I kinda agree with @FMurray here, as a reader these notes are quite helpful but they seem hard for us to maintain. I wonder if we could recommend folks to use IDEs to view the cookbook (that's what I'm doing right now as I review & try out changes to this PR), which has better jump-to-definition support for things like easily reading the code in Python modules, if readers are interested - that way we can try to keep maintainability but avoid the "hidden magic code" issue

TBH though, there are other things that I think affect maintainability more, so fine to try this to start, it is quite helpful

FMurray · 2024-10-03T18:59:44Z

agent_app_sample_code/01_data_pipeline.py

+  pymupdf4llm==0.0.5 pymupdf==1.24.5 `# PDF parsing` \
+  markdownify==0.12.1  `# HTML parsing` \
+  pypandoc_binary==1.13  `# DOCX parsing` \
+  transformers==4.41.1 torch==2.3.0 tiktoken==0.7.0 langchain-text-splitters==0.2.0. `# For get_recursive_character_text_splitter()`


customer feedback - it's not uncommon for this to break in customer environments without external internet access. Can we put it behind a flag and toggle the text splitter behavior based on data pipeline config?

We could, but we would need to write a default text splitter that doesn't use any external packages. these are all required by the default splitter :(

FMurray · 2024-10-04T01:25:24Z

agent_app_sample_code/01_data_pipeline.py

+source_config = UnstructuredDataPipelineSourceConfig(
+    uc_catalog_name=cookbook_shared_config.uc_catalog_name,
+    uc_schema_name=cookbook_shared_config.uc_schema_name,
+    uc_volume_name=f"{cookbook_shared_config.uc_asset_prefix}_source_docs"

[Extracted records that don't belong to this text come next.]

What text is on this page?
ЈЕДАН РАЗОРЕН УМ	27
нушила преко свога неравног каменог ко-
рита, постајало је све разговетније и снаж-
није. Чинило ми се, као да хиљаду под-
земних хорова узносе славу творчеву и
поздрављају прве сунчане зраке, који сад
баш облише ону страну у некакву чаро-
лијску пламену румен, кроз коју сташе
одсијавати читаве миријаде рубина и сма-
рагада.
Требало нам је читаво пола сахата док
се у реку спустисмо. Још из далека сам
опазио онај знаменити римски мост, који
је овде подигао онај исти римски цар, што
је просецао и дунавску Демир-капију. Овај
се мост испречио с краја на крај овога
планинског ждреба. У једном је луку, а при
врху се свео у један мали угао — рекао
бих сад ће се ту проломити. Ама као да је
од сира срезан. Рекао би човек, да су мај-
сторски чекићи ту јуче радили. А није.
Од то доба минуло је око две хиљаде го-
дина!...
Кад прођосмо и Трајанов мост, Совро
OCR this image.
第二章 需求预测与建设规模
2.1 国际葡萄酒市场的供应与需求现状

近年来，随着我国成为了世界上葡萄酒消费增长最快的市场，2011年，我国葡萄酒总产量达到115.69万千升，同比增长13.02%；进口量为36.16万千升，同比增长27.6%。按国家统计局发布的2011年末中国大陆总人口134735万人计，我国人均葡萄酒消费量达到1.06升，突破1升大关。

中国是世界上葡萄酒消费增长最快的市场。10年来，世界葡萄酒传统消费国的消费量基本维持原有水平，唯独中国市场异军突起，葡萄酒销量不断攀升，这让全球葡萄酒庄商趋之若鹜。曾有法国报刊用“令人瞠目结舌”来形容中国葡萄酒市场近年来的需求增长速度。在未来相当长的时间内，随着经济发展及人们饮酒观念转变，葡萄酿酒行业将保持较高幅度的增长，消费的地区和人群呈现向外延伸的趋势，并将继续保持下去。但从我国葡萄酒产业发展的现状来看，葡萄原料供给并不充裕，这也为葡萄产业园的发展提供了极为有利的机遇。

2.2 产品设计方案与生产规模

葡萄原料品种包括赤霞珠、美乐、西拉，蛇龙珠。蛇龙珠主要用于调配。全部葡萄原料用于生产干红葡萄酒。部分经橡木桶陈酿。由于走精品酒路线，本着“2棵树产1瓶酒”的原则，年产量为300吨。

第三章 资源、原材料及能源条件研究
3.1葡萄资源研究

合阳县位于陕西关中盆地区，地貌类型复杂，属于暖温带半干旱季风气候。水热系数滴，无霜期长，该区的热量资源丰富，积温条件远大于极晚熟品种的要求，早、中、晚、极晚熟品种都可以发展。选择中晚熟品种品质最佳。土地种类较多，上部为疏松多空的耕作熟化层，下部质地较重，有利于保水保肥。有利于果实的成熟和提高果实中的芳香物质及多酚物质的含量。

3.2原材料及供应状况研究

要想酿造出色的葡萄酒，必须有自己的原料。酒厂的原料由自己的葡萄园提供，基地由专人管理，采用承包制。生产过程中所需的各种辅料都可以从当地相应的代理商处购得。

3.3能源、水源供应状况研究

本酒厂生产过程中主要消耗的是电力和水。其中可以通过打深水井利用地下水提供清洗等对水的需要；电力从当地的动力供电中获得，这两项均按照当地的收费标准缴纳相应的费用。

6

My source docs are in a different catalog - do I need to move them? I will try it referencing the other catalog and see what breaks

The implementation of this config dataclass would need to be changed if I want to use data from another catalog without creating a new volume. This would require data copying

When I tried a configuration from scratch I got something like:

app_name: alphaledger data_sources: sec_10k: catalog: field_ai_examples schema: alphaledger source_type: volume path: '/pdf' format: pdf glob: '*10k.pdf' sec_10q: catalog: field_ai_examples schema: alphaledger source_type: volume path: '/pdf' format: pdf glob: '*10k.pdf' marketdata: catalog: dev schema: alphaledger source_type: delta data_pipeline: stages: - name: ingest_sec sources: - sec_10k - sec_10q

This makes it easier to define semantics of data in the Volume, but makes the ingest job more complex

smurching · 2024-10-08T03:03:56Z

agent_app_sample_code/cookbook_utils/cookbook_config.py

+        print(json.dumps(config_dump, indent=4))
+
+
+    def validate_or_create_uc_catalog(self) -> bool:


I found the default error message from the SDK in case of permission failures is actually decent, e.g. for permission denied on schema creation I got:

PermissionDenied: User does not have CREATE SCHEMA and USE CATALOG on Catalog 'default'. Config: host=https://oregon.staging.cloud.databricks.com/, auth_type=runtime

Will propose a simplification to this code (I think the print statements when we're attempting to create are still useful, but we probably don't need to wrap the permission denied case) that reduces the # of branches to test/maintain and produces a stacktrace directly where the failure happens

smurching · 2024-10-08T03:10:25Z

agent_app_sample_code/cookbook_utils/cookbook_config.py

+          return True
+      except Exception as e:
+          print(
+              f"\nFAIL: `{self.mlflow_experiment_name}` is not a valid directory for an MLflow experiment.  An experiment name must be an absolute path within the Databricks workspace, e.g. '/Users/<some-username>/my-experiment'.\n\nIf you tried to specify a directory, either remove the `mlflow_experiment_name` parameter to try the default value or manually specify a valid path for `mlflow_experiment_name` to `AgentCookbookConfig(...)`.\n\nIf you did not pass a value for `mlflow_experiment_name` and are seeing this message, pass a valid workspace directory for `mlflow_experiment_name` and try again."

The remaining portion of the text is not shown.